To recap, if we look at that five year pattern, 2005 through 2007 were relatively stable. 2008 saw a plummet of success rate for the National League. 2009 shows a dramatic plummet in both leagues. So if our theory is correct, then 2008 and 2009 should show an increase in pitcher appearances for each year. The numbers do not support the theory. Here's what they look like:

  • 2009 - 3.94 pitcher appearances per game. 9.88 batters per pitcher appearance. The latter is the average per game including the starter and the relievers. So a starter could face 27 batters and the reliever 3, so for that game, the average batters per appearance would be 15 (30 batters, two appearances).
  • 2008 - 3.92 pitcher appearances per game. 9.87 batters per pitcher appearance. Not much difference.
  • 2007 - 3.97 pitcher appearances per game. 9.78 batters per pitcher appearance.
  • 2006 - 3.85 pitcher appearances per game. 10.06 batters per pitcher appearance.
  • 2005 - 3.71 pitcher appearances per game. 10.31 batters per pitcher appearance.
  • 1999 (for historical perspective) - 3.56 pitcher appearances per game. 10.98 batters per pitcher appearance.
  • 1989 - 2.88 pitcher appearances per game. 13.22 batters per pitcher appearance.
So what have we got here? Well, we can clearly see that the game has changed since 1989! But the game has been static in these two specific categories since 2007. There was a dramatic increase in appearances from 2005 to 2006 and then from 2006 to 2007. But since then, the staff usage remains the same for the past three years. So since only the last two years have seen a significant rise in blown saves, then the amount of appearances shouldn't be a factor or cause to the effect.

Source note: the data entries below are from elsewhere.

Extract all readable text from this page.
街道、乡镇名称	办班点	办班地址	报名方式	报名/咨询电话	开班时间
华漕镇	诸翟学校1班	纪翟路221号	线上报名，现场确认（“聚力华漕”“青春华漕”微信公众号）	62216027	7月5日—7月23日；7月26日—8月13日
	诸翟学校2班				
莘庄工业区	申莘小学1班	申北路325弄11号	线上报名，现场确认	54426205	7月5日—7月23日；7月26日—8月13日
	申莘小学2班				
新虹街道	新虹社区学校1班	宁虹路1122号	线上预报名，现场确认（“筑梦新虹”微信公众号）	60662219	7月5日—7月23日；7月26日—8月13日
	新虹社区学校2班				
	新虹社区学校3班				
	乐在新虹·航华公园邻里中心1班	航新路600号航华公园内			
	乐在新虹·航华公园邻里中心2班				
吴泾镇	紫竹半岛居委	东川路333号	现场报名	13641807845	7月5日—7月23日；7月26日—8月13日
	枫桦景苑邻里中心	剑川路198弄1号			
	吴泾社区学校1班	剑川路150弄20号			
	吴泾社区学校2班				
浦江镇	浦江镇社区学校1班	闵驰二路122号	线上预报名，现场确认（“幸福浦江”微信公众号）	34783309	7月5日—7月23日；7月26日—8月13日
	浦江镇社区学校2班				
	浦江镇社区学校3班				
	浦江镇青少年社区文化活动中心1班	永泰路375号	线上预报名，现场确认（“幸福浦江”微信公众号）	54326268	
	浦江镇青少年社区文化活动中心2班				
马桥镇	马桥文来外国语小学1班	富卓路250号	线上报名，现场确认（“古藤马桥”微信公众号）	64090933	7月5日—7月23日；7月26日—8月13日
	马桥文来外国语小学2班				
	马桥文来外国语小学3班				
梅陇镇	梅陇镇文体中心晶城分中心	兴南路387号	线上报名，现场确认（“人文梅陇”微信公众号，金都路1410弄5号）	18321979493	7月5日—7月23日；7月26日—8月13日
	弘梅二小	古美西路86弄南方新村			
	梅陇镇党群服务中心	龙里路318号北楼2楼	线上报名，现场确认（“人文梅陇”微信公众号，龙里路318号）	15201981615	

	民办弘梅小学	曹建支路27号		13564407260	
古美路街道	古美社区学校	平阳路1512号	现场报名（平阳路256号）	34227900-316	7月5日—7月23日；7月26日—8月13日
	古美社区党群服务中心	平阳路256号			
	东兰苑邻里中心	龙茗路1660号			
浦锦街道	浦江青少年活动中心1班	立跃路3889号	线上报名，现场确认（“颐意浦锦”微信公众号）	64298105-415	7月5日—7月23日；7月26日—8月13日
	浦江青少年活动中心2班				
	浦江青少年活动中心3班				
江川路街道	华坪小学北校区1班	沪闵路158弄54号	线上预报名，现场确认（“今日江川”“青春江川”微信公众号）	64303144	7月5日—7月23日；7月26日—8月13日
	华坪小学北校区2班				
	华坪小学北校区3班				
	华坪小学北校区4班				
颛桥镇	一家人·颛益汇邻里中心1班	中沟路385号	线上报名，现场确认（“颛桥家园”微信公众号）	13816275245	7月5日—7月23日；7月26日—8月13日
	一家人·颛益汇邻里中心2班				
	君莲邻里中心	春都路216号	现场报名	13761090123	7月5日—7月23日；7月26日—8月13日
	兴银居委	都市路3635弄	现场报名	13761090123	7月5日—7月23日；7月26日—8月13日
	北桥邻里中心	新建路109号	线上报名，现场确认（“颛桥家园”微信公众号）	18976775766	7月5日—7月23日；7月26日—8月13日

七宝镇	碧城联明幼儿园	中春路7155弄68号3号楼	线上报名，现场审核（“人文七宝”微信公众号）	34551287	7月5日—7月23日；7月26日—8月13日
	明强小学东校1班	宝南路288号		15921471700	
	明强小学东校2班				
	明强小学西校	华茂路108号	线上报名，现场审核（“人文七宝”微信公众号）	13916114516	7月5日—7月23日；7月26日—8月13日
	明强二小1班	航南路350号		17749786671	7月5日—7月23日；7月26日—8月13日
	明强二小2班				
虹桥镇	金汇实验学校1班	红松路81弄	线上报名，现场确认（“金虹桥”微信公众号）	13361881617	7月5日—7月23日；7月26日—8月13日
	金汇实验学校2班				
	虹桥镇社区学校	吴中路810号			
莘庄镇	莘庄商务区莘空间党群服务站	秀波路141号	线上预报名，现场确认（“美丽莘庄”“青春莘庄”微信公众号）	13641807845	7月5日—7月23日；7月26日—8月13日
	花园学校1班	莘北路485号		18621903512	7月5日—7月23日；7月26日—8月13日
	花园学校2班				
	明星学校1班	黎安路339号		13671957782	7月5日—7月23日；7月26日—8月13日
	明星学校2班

So what else explains it? We can pretty much rule out PEDs because the failure rate has only increased in the last two years and 2004 is the year you would look at for those kinds of number anomalies.

One possibility might be the number of walks, which has risen every year since 2005. Perhaps walks are reaching critical mass with more teams focusing on OBP and working deep into the count. Here are the walks per game since 2005:

2009 - 3.65
2008 - 3.36
2007 - 3.31
2006 - 3.26
2005 - 3.13

That 2009 number is quite a big leap. While it doesn't seem to be that much of a difference statistically, if the current pace continues, there will be 1400 more walks this year than in 2008. That's a lot of base runners a relief staff has to cope with.

The Fan doubts this is the final call on the blown save department, but we have at least trashed one original theory and have another in its place.